Holmes made a hole-in-one with an 8-iron on the par-3 sixth hole, followed with a birdie and wound up with an 8-under 63 for a one-shot lead over Jordan Spieth when the first round finally ended Friday.

“It was awesome to see that,” Holmes said about his ace.

The ball landed well behind the pin on the left side of the bunker and spun back some 20 feet on the rainsoaked greens of Riviera.

“Hit it exactly how I wanted it and it went in,” Holmes said. “It looked good the whole time.”

Woods didn’t start his 10th appearance at Riviera as a pro until Friday morning, and while he got off to a rough start with a pair of three-putt bogeys, he answered with four straight birdies around the turn.

But then he three-putted from long range on the 12th. The real blow was on the par-5 17th, where he missed a 20-foot birdie putt and then his 30-inch par putt missed the hole. All four bogeys were from three-putts. “I hit it well and putted awful,” Woods said. “Four three-putts is ridiculous.”
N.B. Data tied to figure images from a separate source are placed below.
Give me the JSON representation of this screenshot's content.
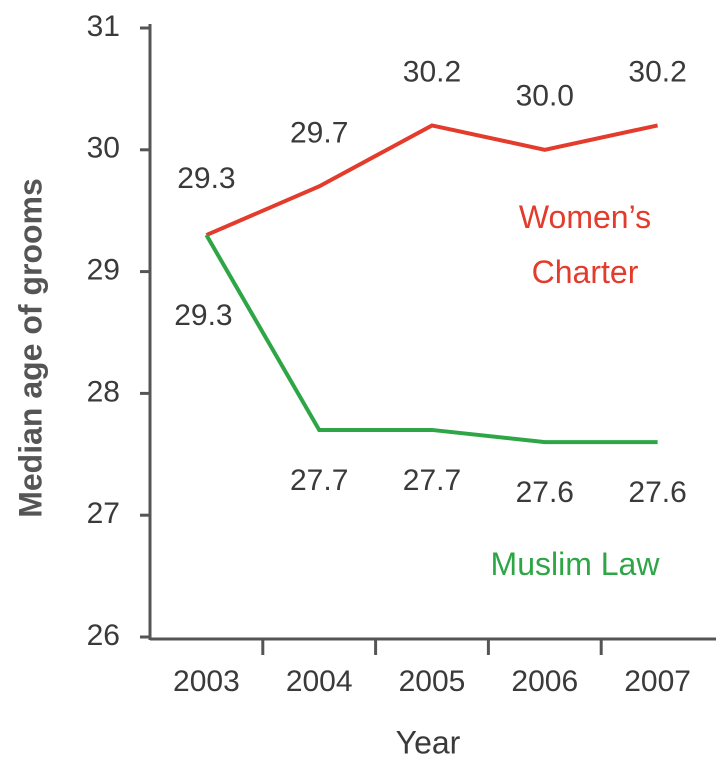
{
  "chart_data": {
    "type": "line",
    "x_label": "Year",
    "y_label": "Median age of grooms",
    "categories": [
      "2003",
      "2004",
      "2005",
      "2006",
      "2007"
    ],
    "series": [
      {
        "name": "Women’s Charter",
        "color": "#e33b2c",
        "values": [
          29.3,
          29.7,
          30.2,
          30.0,
          30.2
        ],
        "value_labels": [
          "29.3",
          "29.7",
          "30.2",
          "30.0",
          "30.2"
        ]
      },
      {
        "name": "Muslim Law",
        "color": "#2ea646",
        "values": [
          29.3,
          27.7,
          27.7,
          27.6,
          27.6
        ],
        "value_labels": [
          "29.3",
          "27.7",
          "27.7",
          "27.6",
          "27.6"
        ]
      }
    ],
    "ylim": [
      26,
      31
    ],
    "yticks": [
      26,
      27,
      28,
      29,
      30,
      31
    ]
  }
}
LPGA: In Adelaide, Australia, Karrie Webb had one of those moments during the Women’s Australian Open on Friday that might have made her feel like one of the weekend golfers following her behind the spectator ropes at The Grange, or watching on television.

Short-siding herself in a bunker on the par-3 14th, five-time champion Webb hit it across the green and watched it dribble into a bunker on the other side.

She ended up taking a double-bogey 5 on her way to a 74 and is seven strokes behind second-round leaders Wei-Ling Hsu and Madelene Sagstrom.

They were both at 10-under 134 in the LPGA tournament.

Former Lobo Jodi Ewart-Shadoff, who shared the first-round lead, shot a 1-over 73 and is four shots back.

KUCHAR: Matt Kuchar has apologized for what he says where insensitiv­e comments about his caddie at the Mayakoba Classic in Mexico and says he will give him the $50,000 the caddie requested.

Kuchar’s regular caddie couldn’t make the trip to Mexico in November, so he used David Ortiz from the El Camaleon Golf Club. Kuchar won the tournament and earned $1,296,000. Ortiz received $5,000.

In an interview with golf.com, Kuchar said he did not understand why it became such a hot topic. He said, “For a guy who makes $200 a day, a $5,000 week is a really good week.”